More than 60 Cambodians and foreigners from around the region remained in custody at the Interior Ministry on Monday for questioning over an alleged online gambling operation they ran in Phnom Penh.

The ministry’s anti-terrorism police raided three villas in Phnom Penh’s Chamkar Mon district on Friday and arrested 30 Cambodian nationals, 14 Malaysians, seven Indonesians, six Chinese, five Thai and five Vietnamese nationals for their involvement with the online casino.

“Right now, all my colleagues are questioning all the arrested people to find out what type of games were being played,” said Major General Y Sokkly, director of the anti-terrorism police department, declining to provide more details. “No one has been released.”

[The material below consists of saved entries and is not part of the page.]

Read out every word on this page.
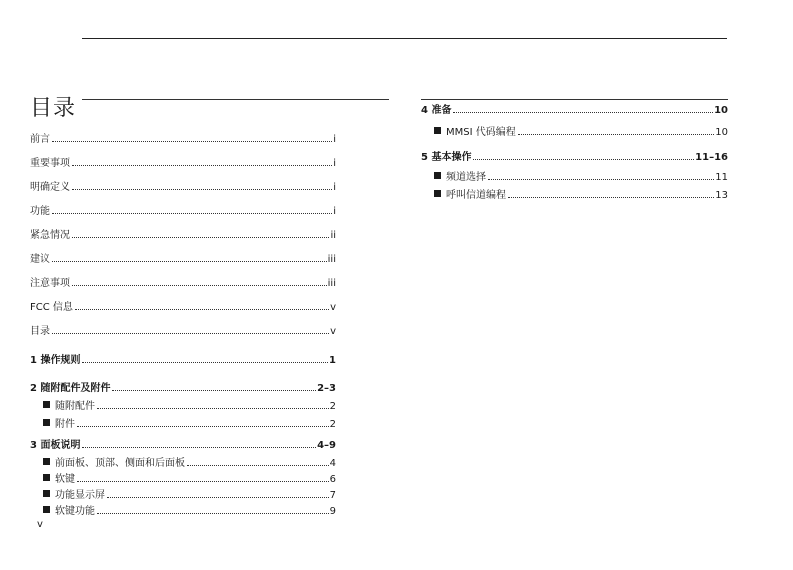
目录
前言	i
重要事项	i
明确定义	i
功能	i
紧急情况	ii
建议	iii
注意事项	iii
FCC 信息	v
目录	v
1 操作规则	1
2 随附配件及附件	2–3
随附配件	2
附件	2
3 面板说明	4–9
前面板、顶部、侧面和后面板	4
软键	6
功能显示屏	7
软键功能	9
4 准备	10
MMSI 代码编程	10
5 基本操作	11–16
频道选择	11
呼叫信道编程	13
v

According to an official at the anti-terrorism unit, who declined to be named as he is not authorized to speak to the press, local gamblers were being connected online with casinos based abroad.

“The gamblers link up to the overseas casinos and they gamble using bank accounts that they have set up,” said the official, declining to reveal names or say where the international casinos were based.

Cyber casinos can operate via video link-up, where local players are able to gamble on live tables in other countries, while the cash needed to participate in the games can be deposited directly into bank accounts held by website operators to facilitate the online business. Such gambling is in a murky legal area here as Cambodia has not passed any specific legislation regulating it and companies are known to provide such services here.

Maj. Gen. Sokkly said on Monday that the authorities have never encountered online gambling before and this was the first such raid for such an operation.

In the upscale Boeng Keng Kang I commune, one of the raided houses—a whitewashed villa decorated with golden motifs—sits on Street 306 surrounded by high gates. A security guard working at the home next-door said he spoke to the guard of the raided villa often about its tenants. According to the security guard, 10 people lived in the double-story villa, which cost about $3,000 to rent per month. He said they were all of different nationalities.

“Many clients would go in, but they would usually stay inside the whole day,” said the guard who asked that his name not be revealed for security reasons.

“They had many different kinds of games, including betting on football. They also had a code number and could bet using an online bank account,” he added.